Os entregadores reclamaram que não tinham seguro. Mas já oferecíamos o produto desde 2019 e vimos que comunicávamos mal, reforçamos isso. Eles também pediram convênios e descontos com parceiros. A gente tinha, mas não na demanda deles, então aumentamos a quantidade.
Tínhamos um sistema de pontos que rankeava os entregadores. A implantação não foi bem feita. Tiramos e voltaremos gradualmente, reformulando juntos.
Há espaço frequente de interlocução? Nós já tínhamos um canal de comunicação e ele foi intensificado. Temos “focus groups” (grupos de conversa), participamos de grupos de WhatsApp para saber o que está dando certo e errado. Já vínhamos construindo isso, mas precisou desse momento de virada.
Como acompanharam a segurança dos entregadores na pandemia? No final de fevereiro, montamos um plano de ação. Fizemos conferências com empresas da Coreia, China e Itália para saber o que deu certo e mapeamos nossos processos para verificar pontos de contaminação.
Criamos a entrega sem contato. O entregador deixa a encomenda no chão, dá passos para trás e espera o cliente pegar. Passamos a dar vídeos com orientação de segurança.

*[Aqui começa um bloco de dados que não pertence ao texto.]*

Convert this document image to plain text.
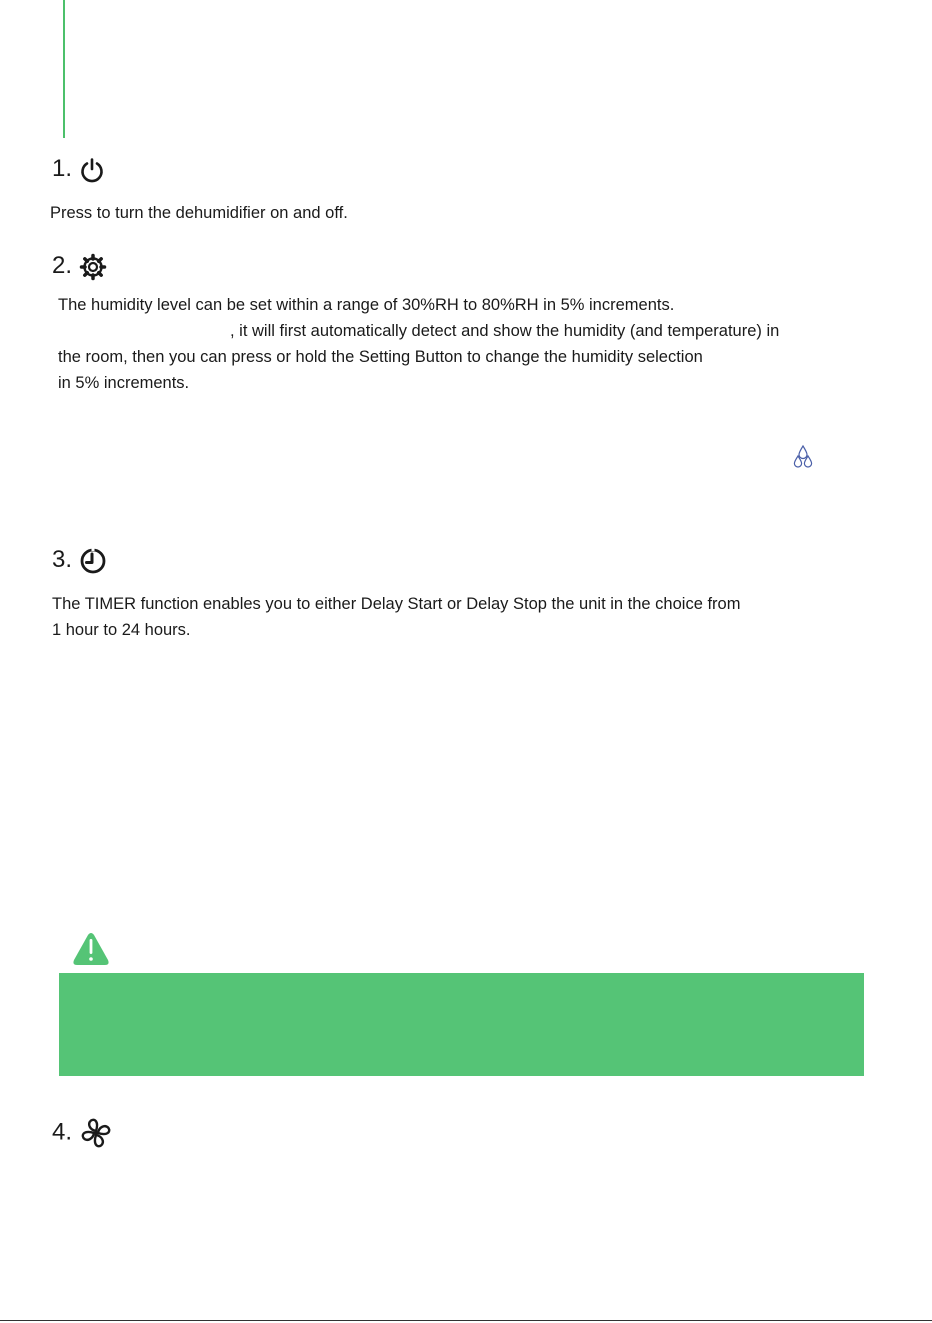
1.
Press to turn the dehumidifier on and off.
2.
The humidity level can be set within a range of 30%RH to 80%RH in 5% increments.
, it will first automatically detect and show the humidity (and temperature) in
the room, then you can press or hold the Setting Button to change the humidity selection
in 5% increments.
3.
The TIMER function enables you to either Delay Start or Delay Stop the unit in the choice from
1 hour to 24 hours.
4.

Fizemos acordo com a Cruz Vermelha. Entregadores com suspeita de Covid-19 foram orientados a procurar um médico, enviar atestado para serem afastados, recebendo a mesma média de comissões.
Restaurantes vêm reclamando das taxas dos aplicativos e buscando alternativas independentes. Como afeta a empresa? Como buscamos saúde do ecossistema, não temos problemas com taxas. Não temos as taxas mais altas. Ficamos 30% abaixo dos maiores níveis do setor. Não adianta cobrar uma taxa alta se o restaurante vai morrer. Esse movimento nos impacta em raríssimos casos. E penso que é saudável a discussão.
Financeiramente, a pandemia foi período de investir ou de colher resultados? Estamos ainda em fase forte de investimento. Acreditamos que o Brasil é prioritário, com muito para crescer, avançar em novas verticais e consolidar aquelas em que estamos. Além disso, não há um superapp (aplicativo que reúne grande volume de funções) no Brasil ainda e queremos nos posicionar como o principal da América Latina.